Ich will, dass die Chefs in den Autokonzernen endlich verstehen, dass Arbeitsplätze nicht vor allem durch CO2-Auflagen gefährdet sind, sondern weil diese Unternehmen die Zukunft der Mobilität verschlafen. Mein Ziel ist eine emissionsfreie Mobilität. Gleichzeitig sehe ich aber die Notwendigkeit, in der Zwischenzeit dafür zu sorgen, dass kein Dieselfahrer dafür bestraft wird, dass ihm jahrelang von den Konzernen etwas vorgemacht wurde.

Ich will, dass Deutschland Geflüchteten, die vor Krieg oder politischer Verfolgung fliehen, einen Zufluchtsort bietet. Ich will, dass wir Menschen, die nach Deutschland kommen, um hier zu arbeiten, zu forschen oder zu studieren, greifbare Perspektiven bieten und sie mit offenen Armen empfangen. Mein Ziel ist eine vielfältige und offene Gesellschaft. Und ich will gleichzeitig, dass der Staat das vernünftig organisiert und in Integration und Gemeinschaft investiert. Dazu gehört, schnell zu entscheiden, wer nicht hierbleiben kann, und das dann auch durchzusetzen.

Und ja, die SPD muss Verteilungsfragen endlich wieder viel entschlossener angehen. Wenn die Unterschiede zwischen Arm und Reich immer größer werden, müssen wir die Superreichen viel stärker in die Verantwortung nehmen, als das bisher der Fall ist und über Investitionen aber auch Entlastungen bei den Einkommensschwachen für neue Spielräume sorgen.

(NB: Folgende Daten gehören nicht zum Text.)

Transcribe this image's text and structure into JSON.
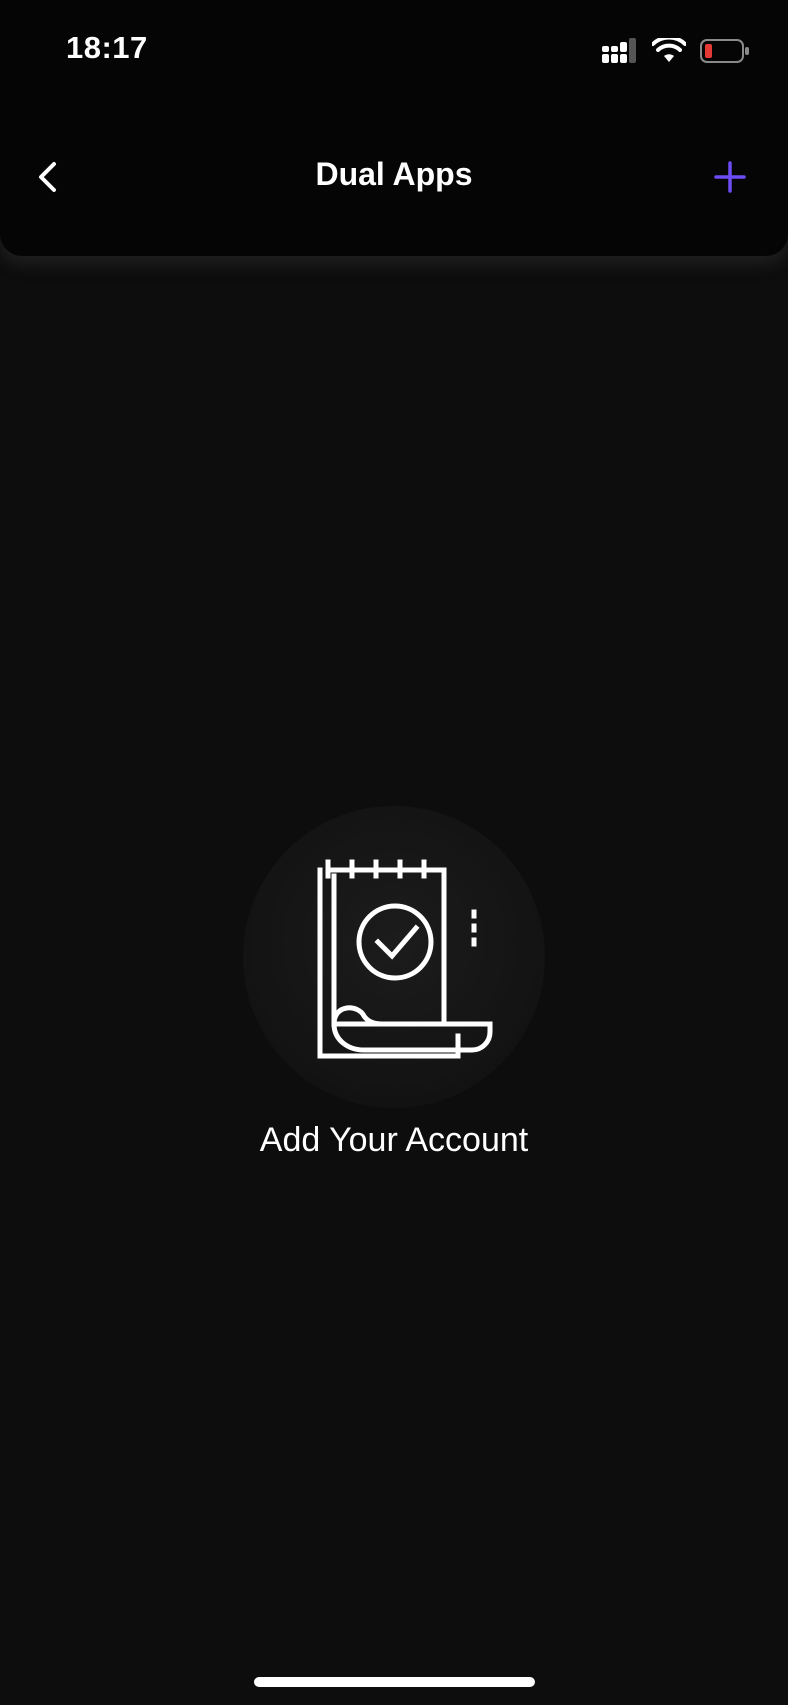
{
  "status_bar": {
    "time": "18:17",
    "battery_color": "#e53935"
  },
  "nav": {
    "title": "Dual Apps",
    "back_icon": "chevron-left-icon",
    "add_icon": "plus-icon",
    "accent_color": "#6c4cf5"
  },
  "empty_state": {
    "icon": "notepad-check-icon",
    "label": "Add Your Account"
  }
}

Die neue SPD muss mit ihrem Programm dafür sorgen, dass Aufstieg wieder zum Motor unserer Gesellschaft wird.

SPD muss die Pole der Gesellschaft wieder zusammenführen

Das sind einige Beispiele dafür, was die SPD tun muss, um die unterschiedlichen Pole dieser Gesellschaft wieder zusammenzuführen. Wenn gesellschaftliche Konflikte so aufgelöst werden, dass am Ende immer Gewinner und Verlierer übrig bleiben, sorgt das am Ende dafür, dass unsere Gesellschaft auseinander fällt. Mit dramatischen Folgen für alle. Keiner Partei wird es gelingen, 100 Prozent ihrer Politik durchzusetzen. Es darf in einer Demokratie nie darum gehen, andere Positionen komplett zu vernichten. Im Gegenteil: Die Kompromiss- und Konsensfähigkeit hat unser Land über Jahrzehnte stark gemacht.

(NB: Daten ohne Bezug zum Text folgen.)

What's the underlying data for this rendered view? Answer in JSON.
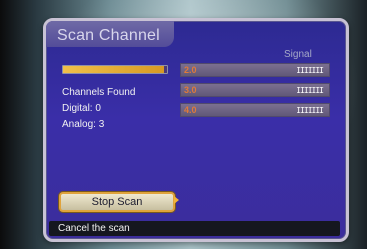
{
  "screen": {
    "title": "Scan Channel",
    "signal_header": "Signal"
  },
  "progress": {
    "fraction": 0.97
  },
  "stats": {
    "channels_found_label": "Channels Found",
    "digital_line": "Digital: 0",
    "analog_line": "Analog: 3"
  },
  "channels": [
    {
      "number": "2.0",
      "signal": "IIIIIII"
    },
    {
      "number": "3.0",
      "signal": "IIIIIII"
    },
    {
      "number": "4.0",
      "signal": "IIIIIII"
    }
  ],
  "actions": {
    "stop_scan_label": "Stop Scan"
  },
  "status": {
    "help_text": "Cancel the scan"
  },
  "colors": {
    "panel": "#3a2ea8",
    "accent": "#e0a33c",
    "channel_number": "#e07a3a"
  },
  "icons": {
    "focus_arrow": "triangle-right-icon"
  }
}
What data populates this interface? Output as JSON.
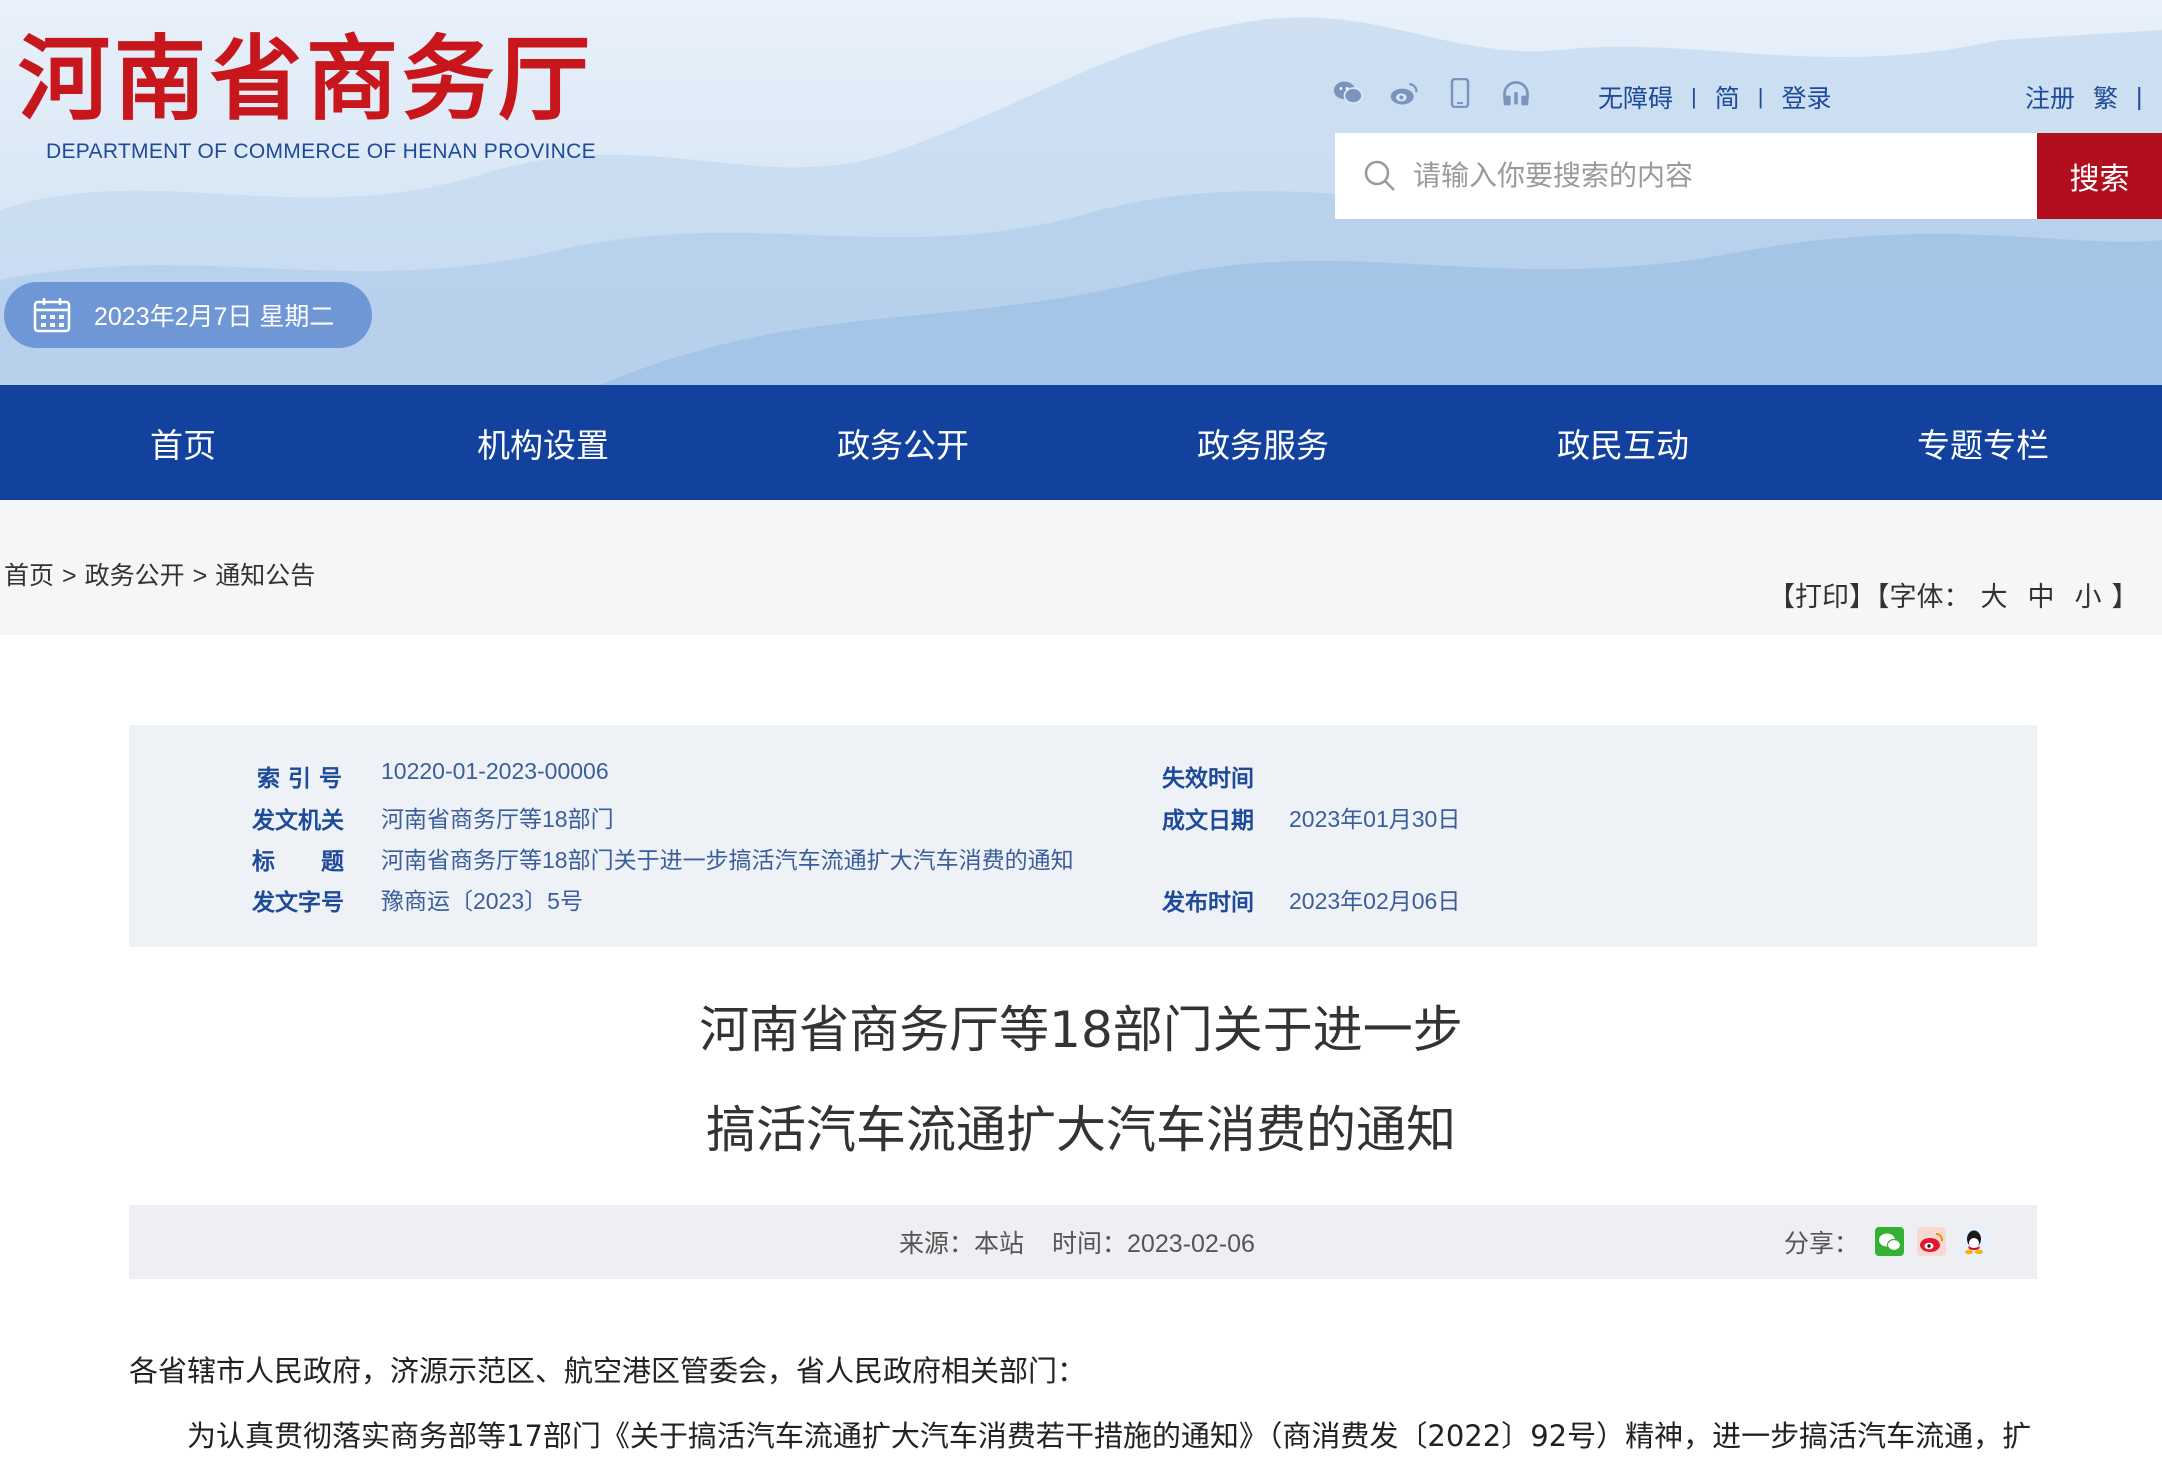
{
  "header": {
    "logo_cn": "河南省商务厅",
    "logo_en": "DEPARTMENT OF COMMERCE OF HENAN PROVINCE",
    "icons": [
      "wechat-icon",
      "weibo-icon",
      "mobile-icon",
      "headphones-icon"
    ],
    "links": {
      "accessibility": "无障碍",
      "simplified": "简",
      "login": "登录",
      "register": "注册",
      "traditional": "繁"
    },
    "separator": "|",
    "search": {
      "placeholder": "请输入你要搜索的内容",
      "button": "搜索"
    },
    "date": "2023年2月7日 星期二"
  },
  "nav": {
    "items": [
      "首页",
      "机构设置",
      "政务公开",
      "政务服务",
      "政民互动",
      "专题专栏"
    ]
  },
  "breadcrumb": {
    "items": [
      "首页",
      "政务公开",
      "通知公告"
    ],
    "separator": ">"
  },
  "tools": {
    "print": "【打印】",
    "font_prefix": "【字体：",
    "large": "大",
    "medium": "中",
    "small": "小",
    "font_suffix": "】"
  },
  "meta": {
    "index_label": "索 引 号",
    "index_value": "10220-01-2023-00006",
    "issuer_label": "发文机关",
    "issuer_value": "河南省商务厅等18部门",
    "title_label": "标　　题",
    "title_value": "河南省商务厅等18部门关于进一步搞活汽车流通扩大汽车消费的通知",
    "docno_label": "发文字号",
    "docno_value": "豫商运〔2023〕5号",
    "expire_label": "失效时间",
    "expire_value": "",
    "written_label": "成文日期",
    "written_value": "2023年01月30日",
    "publish_label": "发布时间",
    "publish_value": "2023年02月06日"
  },
  "article": {
    "title_line1": "河南省商务厅等18部门关于进一步",
    "title_line2": "搞活汽车流通扩大汽车消费的通知",
    "source": "来源：本站",
    "time": "时间：2023-02-06",
    "share_label": "分享：",
    "share_icons": [
      "wechat-share-icon",
      "weibo-share-icon",
      "qq-share-icon"
    ],
    "salutation": "各省辖市人民政府，济源示范区、航空港区管委会，省人民政府相关部门：",
    "para1": "为认真贯彻落实商务部等17部门《关于搞活汽车流通扩大汽车消费若干措施的通知》（商消费发〔2022〕92号）精神，进一步搞活汽车流通，扩"
  },
  "colors": {
    "brand_red": "#c8161d",
    "nav_blue": "#12429d",
    "link_blue": "#1e4a9a",
    "search_red": "#b10e1e"
  }
}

Es bringt in dieser polarisierten Zeit wenig, recht zu haben oder sich im Recht zu fühlen. Es geht darum, in dieser Gesellschaft gemeinsam Fortschritt und Zusammenhalt zu organisieren. Das geht nur mit Vision und klarer Haltung.

Und dahin möchte ich die Sozialdemokratie verändern. Mit vielen, die das genauso sehen.

Der Namensbeitrag erschien am 30. Oktober 2018 im Nachrichtenportal t-online.de.